L'ennemi est presque toujours perçu comme un être négatif qui restreint notre liberté, qui s'interpose entre nous et nous même.
Pourtant, sans lui, comment atteindre la partie d'ombre qui existe en nous‑mêmes. L'ennemi a la dimension d'une altérité particulière, il est l'autre absolu.
A défaut de le combattre nous devrions nous soumettre à lui. En rendant le conflit inévitable, l'ennemi nous oblige à reprendre notre quête d'identité. Sur le chemin de l'initiation, il est un allié précieux.
Parce qu'il incarne l'autre, il nous montre ce que nous sommes sans le savoir.

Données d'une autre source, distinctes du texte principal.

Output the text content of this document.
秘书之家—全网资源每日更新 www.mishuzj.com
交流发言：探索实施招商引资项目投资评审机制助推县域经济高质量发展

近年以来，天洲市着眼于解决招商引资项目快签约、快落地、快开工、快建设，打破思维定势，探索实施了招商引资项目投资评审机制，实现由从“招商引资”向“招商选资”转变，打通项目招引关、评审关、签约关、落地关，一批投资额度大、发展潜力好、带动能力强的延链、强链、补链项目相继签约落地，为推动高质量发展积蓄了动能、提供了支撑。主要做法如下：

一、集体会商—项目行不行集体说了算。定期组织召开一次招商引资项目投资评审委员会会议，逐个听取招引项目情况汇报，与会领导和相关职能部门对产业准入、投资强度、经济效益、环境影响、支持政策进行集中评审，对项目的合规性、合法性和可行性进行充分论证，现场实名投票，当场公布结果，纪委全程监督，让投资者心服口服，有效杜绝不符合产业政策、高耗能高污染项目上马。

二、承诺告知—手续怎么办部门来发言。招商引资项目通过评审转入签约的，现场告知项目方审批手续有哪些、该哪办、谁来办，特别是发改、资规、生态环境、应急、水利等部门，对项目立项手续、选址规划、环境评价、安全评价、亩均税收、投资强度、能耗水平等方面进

Nous pouvons accepter l'affrontement et faire de lui l'adversaire, c'est à dire celui qui représente l'autre versant de nous-même, l'autre à réaliser en nous.
Si nous engageons la lutte, l'ennemi nous permet d'accéder à ce que nous serions condamnés à ignorer de nous‑mêmes, à défaut d'atteindre notre plénitude.
Le chemin d'accès à celle-ci est la voie d'Aiki.
La parcourir implique, de franchir des obstacles, de s'éprouver pour connaître le renoncement à la partie vindicative de soi, la réalisation de ce que la véritable compassion s'exprime dans le respect et l'amour de tous et aussi de cet être presque inaccessible pour notre conscience qu'est l'ennemi.
Inaccessible, il l'est parce qu'il incarne ce qui est enfoui dans la profondeur de notre inconscient, parce que c'est en lui que nous sommes le moins enclin à nous chercher, tant il représente la part de nous que nous rejetons absolument.
Mais il se rend accessible par le désir d'opposition qu'il provoque, par le fait qu'il nous met en face de nos épreuves.
Entendez toute attaque comme une demande d'amour, une demande d'aide !
Toute situation conflictuelle s'inscrit dans le processus de quête personnelle.
Nous sommes toujours co-auteurs de nos conflits. Nos conflits extérieurs ne sont que l'exact reflet de nos conflits intérieurs.
Chacun des protagonistes est indispensable à l'autre pour résoudre son propre conflit.
L'ennemi pose des limites externes à notre être et participe ainsi a notre définition. Notre identité précisée, nous sommes en mesure d'entreprendre son expansion.
Grâce à l'adversité, nous dirigeons celle-ci vers l'intérieur de nous-même.
L'ennemi nous aide à créer (réaliser) nos souffrances comme il nous aide à nous en libérer.
La souffrance est le lien qui nous guide quand la conscience s'absente du combat contre l'ennemi intérieur. Elle conserve une trace de nous-même.
L'autre nous‑même, devient toujours notre ennemi, si nous ne l'entendons pas en nous, si peu à peu nous ne lui laissons pas place dans notre vie.
Sans ennemi, il n'y aura pas d'accès à la conscience de soi.
Regardez bien dans les yeux de ce que vous affrontez ou craignez d'affronter.
Vous y verrez une parcelle de votre lumière.